Kąpiemy Małą co drugi dzień w wodzie trochę chłodniejszej niż zalecane 37 stopni.

Podstawą, to nie przegrzewać Małej. Na razie (odpukać) nie "przyplątał" się żaden katar ani gorączka.
napisał/a: annna25 2008-03-05 11:08
Jeśli chodzi o mnie to oczywiście spacerki, spacerki i jeszcze reaz spacerki:) codziennie rano przed drzemką małej wietrze jej pokój a pożniej jak ona spi to cale mieszkanie. jesli chodzi o chlodne kapiele to nie probowalam. Ale cycuś tez jak najbardziej:) pozdrawiam:)

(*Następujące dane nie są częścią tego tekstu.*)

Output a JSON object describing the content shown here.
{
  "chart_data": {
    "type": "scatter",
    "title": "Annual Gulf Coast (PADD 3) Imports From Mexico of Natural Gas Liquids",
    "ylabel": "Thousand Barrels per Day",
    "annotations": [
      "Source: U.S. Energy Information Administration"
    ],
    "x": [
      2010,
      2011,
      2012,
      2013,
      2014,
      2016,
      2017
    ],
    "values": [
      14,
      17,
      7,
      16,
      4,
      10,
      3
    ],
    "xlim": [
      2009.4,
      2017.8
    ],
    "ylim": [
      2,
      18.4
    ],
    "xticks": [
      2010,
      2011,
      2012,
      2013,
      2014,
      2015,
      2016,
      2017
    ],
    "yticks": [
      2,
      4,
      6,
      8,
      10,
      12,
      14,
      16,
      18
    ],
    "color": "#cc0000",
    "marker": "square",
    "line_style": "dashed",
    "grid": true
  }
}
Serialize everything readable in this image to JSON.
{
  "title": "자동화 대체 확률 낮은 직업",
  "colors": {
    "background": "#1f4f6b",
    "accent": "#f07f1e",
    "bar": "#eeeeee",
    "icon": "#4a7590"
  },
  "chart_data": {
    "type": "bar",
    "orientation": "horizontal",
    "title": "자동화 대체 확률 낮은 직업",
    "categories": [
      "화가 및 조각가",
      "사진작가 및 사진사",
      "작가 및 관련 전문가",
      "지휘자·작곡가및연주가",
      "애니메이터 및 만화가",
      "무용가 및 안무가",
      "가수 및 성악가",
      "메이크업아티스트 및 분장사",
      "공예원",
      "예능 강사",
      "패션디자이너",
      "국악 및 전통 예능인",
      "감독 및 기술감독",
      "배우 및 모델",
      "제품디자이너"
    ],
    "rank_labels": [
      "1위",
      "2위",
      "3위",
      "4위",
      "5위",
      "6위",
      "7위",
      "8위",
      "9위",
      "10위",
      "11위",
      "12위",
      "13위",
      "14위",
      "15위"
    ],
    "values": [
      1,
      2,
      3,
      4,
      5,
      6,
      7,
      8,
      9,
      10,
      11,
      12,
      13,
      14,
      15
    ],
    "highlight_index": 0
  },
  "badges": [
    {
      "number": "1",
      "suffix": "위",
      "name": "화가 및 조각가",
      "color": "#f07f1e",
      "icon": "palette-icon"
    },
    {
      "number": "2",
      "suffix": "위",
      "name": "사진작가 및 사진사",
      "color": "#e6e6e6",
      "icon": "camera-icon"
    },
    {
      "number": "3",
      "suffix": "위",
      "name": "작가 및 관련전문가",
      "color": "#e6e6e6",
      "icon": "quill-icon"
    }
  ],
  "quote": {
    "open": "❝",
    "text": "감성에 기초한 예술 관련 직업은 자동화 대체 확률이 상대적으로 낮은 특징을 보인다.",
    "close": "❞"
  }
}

napisał/a: monisia74 2008-03-13 00:01
ja swoje pociechy po 2 tygodniach od powrotu ze szpitala najpierw lezakowalam,nastepnie wychodzilam na spacerki,najwazniejsza zasada dla mnie jest nie przegrzewanie maluchow.pozniej przy kazdej okazji latwo o infekcje.nie sluchalam rad wszystkich osob,robilam to mowila mi moja matczyna intuicja.oczywiscie przestrzegalam wszytskich norm zalecanych przez pediatrow,wiem jedno napewno ze nie ma co wychowywac dziecka w doslownie sterylnym schronie.zal mi dzieciaczkow ktore nie moga sobie swobodnie pobawic sie w parku,piaskownicy bo zaraz mama wola nie brudz sie,uwazaj,itp....na tym polega urok dziecinstwa wlasnie zeby byly te zabawne wspomnienia....pozdrawiam
napisał/a: sylwiam35 2008-03-13 00:06
Aga_TM napisal(a):hej;)
a czy ktoras z was podaje badz podawala engystol lub esberitox? bylam u 2 roznych pediatrow i oni mi polecili takie leki na uodpornienie... ale moj maluszek ma niespelna pol roku... a np. esberitox jest na alkoholu i na ulotce sa wskazania: dla dzieci od 6 roku zycia!!

Podawałam esberitox synkowi po jakimś przeziębieniu miał wyedy ok roku, z polecenia pediatry.